When life gives you nine dozen lemons
Are we too rich to care about the future?
Recently I went to a fundraiser for a friend of mine and, not being the type to feel comfortable standing around looking dopey, I gravitated to the kitchen to see if I could help.
There I was assigned the task of making lemonade and the organiser gave me a box with what I guessed to be about nine dozen lemons, and two medium sized jugs.
I had a lemon squeezer, so all I had to do was cut each lemon in half, squeeze, and toss the left-over lemon in the bin at my feet. Which is easy and a bit fun, so off I went.
But at some point I looked down and realised that because I had so many lemons — way more than I needed to make two jugs of lemonade — I was doing a really sloppy job.
I’ve made lemonade before with a handful of lemons by squeezing every drop out of those suckers, but here, where I had so many, I just wasn’t using the same amount of care.
And it occurred to me that this might be an analogy for how we are living in the first world right now. Given nine dozen lemons, we’re just giving them a bit of a squeeze and then letting them drop away.
We live in the most luxurious time in all of human history. Even the lifestyles of kings and emperors pale in comparison to our access to things like a diverse diet, climate control, range and ease of travel and access to information. We are the spoiled little princes and princesses of our ancestors. And if any of those things are taken away, we complain long and loud about the depth of our suffering, disregarding the giddy heights we stand upon to do it.
But despite our advances and our incredible advantages, we are leaving a trail of waste and carelessness behind us. In part, I think this is because we have too much.
How much food do you throw away each week? How much hotter or colder is your air-conditioning than genuinely required? How much junk do you churn into landfill? I’m guilty on all counts, every single day, even though I am horribly conscious that places like the Great Barrier Reef here in Australia are suffering and dying because of it. We are accumulating and discarding at an increasingly devastating rate. And with that we are possibly making the future a place where our level of luxury can never exist again.
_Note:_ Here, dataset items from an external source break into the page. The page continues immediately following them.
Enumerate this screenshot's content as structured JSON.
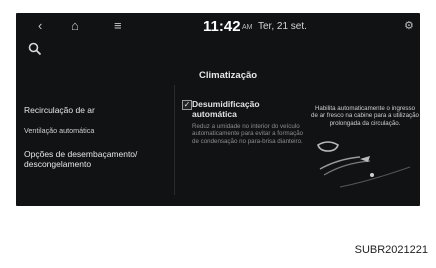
{
  "topbar": {
    "back_icon": "back-arrow-icon",
    "home_icon": "home-icon",
    "menu_icon": "menu-icon",
    "time": "11:42",
    "ampm": "AM",
    "date": "Ter, 21 set.",
    "settings_icon": "settings-icon"
  },
  "search": {
    "icon": "search-icon"
  },
  "page": {
    "title": "Climatização"
  },
  "menu": {
    "items": [
      {
        "label": "Recirculação de ar"
      },
      {
        "label": "Ventilação automática"
      },
      {
        "label": "Opções de desembaçamento/ descongelamento"
      }
    ]
  },
  "option": {
    "checked": true,
    "label": "Desumidificação automática",
    "description": "Reduz a umidade no interior do veículo automaticamente para evitar a formação de condensação no para-brisa dianteiro."
  },
  "info": {
    "text": "Habilita automaticamente o ingresso de ar fresco na cabine para a utilização prolongada da circulação."
  },
  "caption": "SUBR2021221",
  "colors": {
    "screen_bg": "#111214",
    "text": "#e6e6e6",
    "muted": "#8c8c8c"
  }
}
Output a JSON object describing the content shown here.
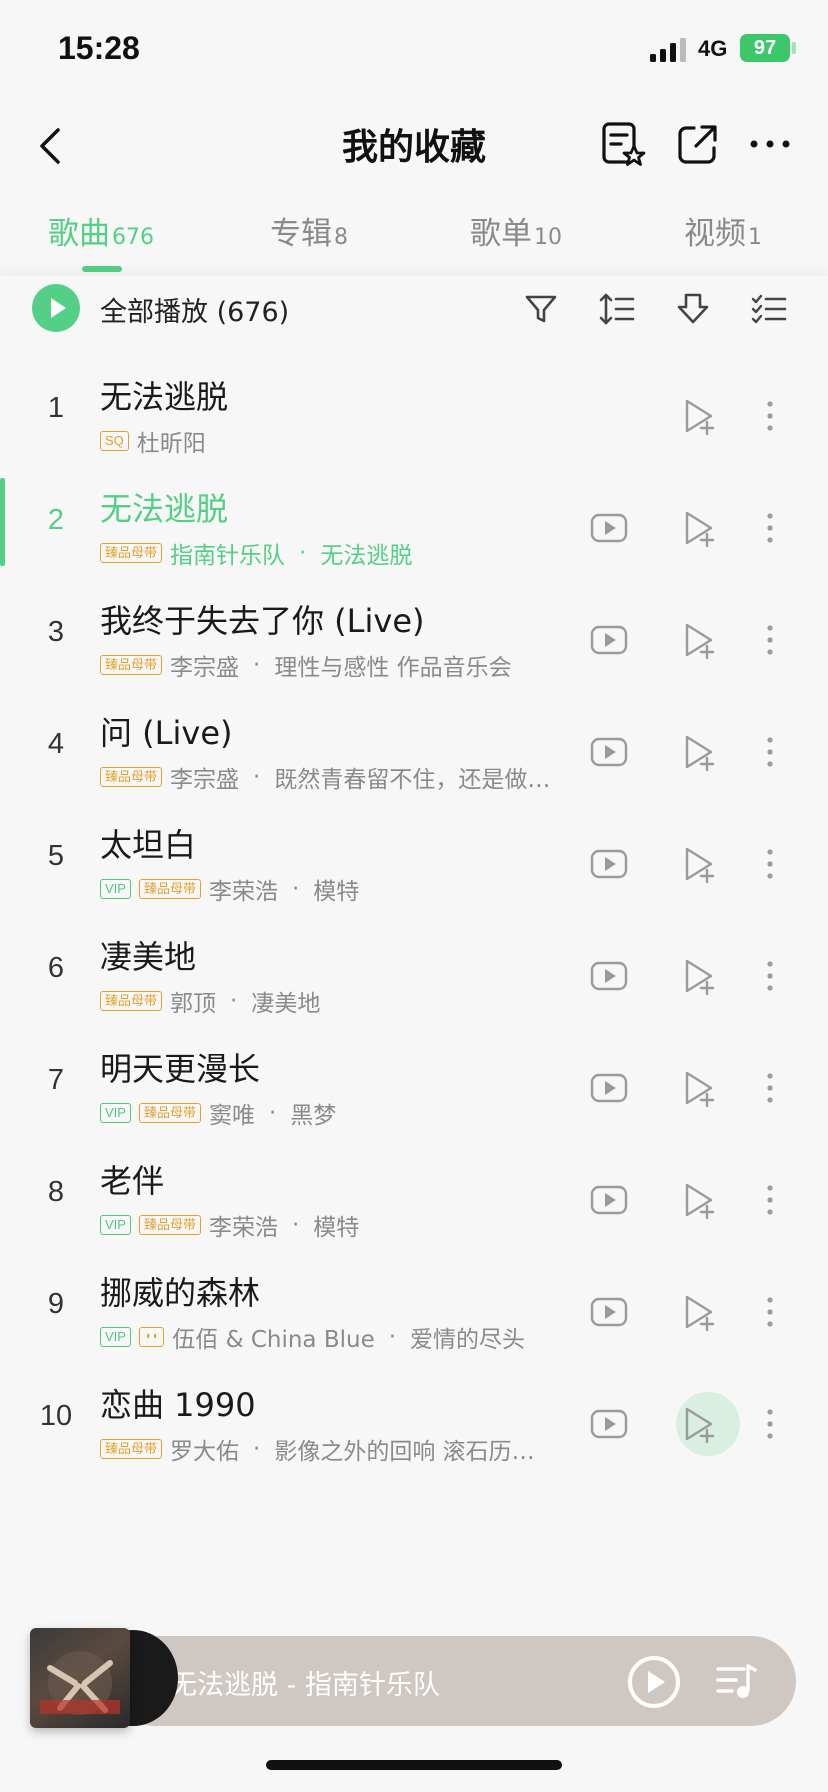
{
  "status_bar": {
    "time": "15:28",
    "network": "4G",
    "battery": "97"
  },
  "nav": {
    "title": "我的收藏"
  },
  "tabs": [
    {
      "label": "歌曲",
      "count": "676",
      "active": true
    },
    {
      "label": "专辑",
      "count": "8",
      "active": false
    },
    {
      "label": "歌单",
      "count": "10",
      "active": false
    },
    {
      "label": "视频",
      "count": "1",
      "active": false
    }
  ],
  "toolbar": {
    "play_all_label": "全部播放 (676)"
  },
  "badges": {
    "sq": "SQ",
    "master": "臻品母带",
    "vip": "VIP",
    "dolby": "◗◖"
  },
  "songs": [
    {
      "index": "1",
      "title": "无法逃脱",
      "artist": "杜昕阳",
      "album": "",
      "badges": [
        "sq"
      ],
      "has_mv": false
    },
    {
      "index": "2",
      "title": "无法逃脱",
      "artist": "指南针乐队",
      "album": "无法逃脱",
      "badges": [
        "master"
      ],
      "has_mv": true,
      "playing": true
    },
    {
      "index": "3",
      "title": "我终于失去了你 (Live)",
      "artist": "李宗盛",
      "album": "理性与感性 作品音乐会",
      "badges": [
        "master"
      ],
      "has_mv": true
    },
    {
      "index": "4",
      "title": "问 (Live)",
      "artist": "李宗盛",
      "album": "既然青春留不住，还是做…",
      "badges": [
        "master"
      ],
      "has_mv": true
    },
    {
      "index": "5",
      "title": "太坦白",
      "artist": "李荣浩",
      "album": "模特",
      "badges": [
        "vip",
        "master"
      ],
      "has_mv": true
    },
    {
      "index": "6",
      "title": "凄美地",
      "artist": "郭顶",
      "album": "凄美地",
      "badges": [
        "master"
      ],
      "has_mv": true
    },
    {
      "index": "7",
      "title": "明天更漫长",
      "artist": "窦唯",
      "album": "黑梦",
      "badges": [
        "vip",
        "master"
      ],
      "has_mv": true
    },
    {
      "index": "8",
      "title": "老伴",
      "artist": "李荣浩",
      "album": "模特",
      "badges": [
        "vip",
        "master"
      ],
      "has_mv": true
    },
    {
      "index": "9",
      "title": "挪威的森林",
      "artist": "伍佰 & China Blue",
      "album": "爱情的尽头",
      "badges": [
        "vip",
        "dolby"
      ],
      "has_mv": true
    },
    {
      "index": "10",
      "title": "恋曲 1990",
      "artist": "罗大佑",
      "album": "影像之外的回响 滚石历…",
      "badges": [
        "master"
      ],
      "has_mv": true,
      "add_active": true
    }
  ],
  "mini_player": {
    "now_playing": "无法逃脱 - 指南针乐队"
  },
  "colors": {
    "accent": "#54cf86",
    "badge_gold": "#e0a32e",
    "muted_text": "#8a8a8a",
    "mini_player_bg": "#cfc7c2"
  }
}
I read once that if a single person encounters another in distress, they will deliver aid almost without fail. But given the same scenario in a crowded situation, most people will assume someone else will assist, and not make moves to help. I’ve seen this myself on a train once when a young woman fainted. Everybody hesitated to help, because everyone thought someone else might step up first. In the end I helped her, because I understood why no one else would. But if I didn’t know? Maybe I would have also stood by waiting for someone else to do something.
So here is my point about lemons. I think, right now, most of us are the crowd. And we have too many lemons. We need to stop hoping that someone else out there is being less careless than us. We need to try to learn to ignore our wealth and squeeze every single lemon carefully, and maybe even gift some of our excess before it rots and wastes for everyone, forever.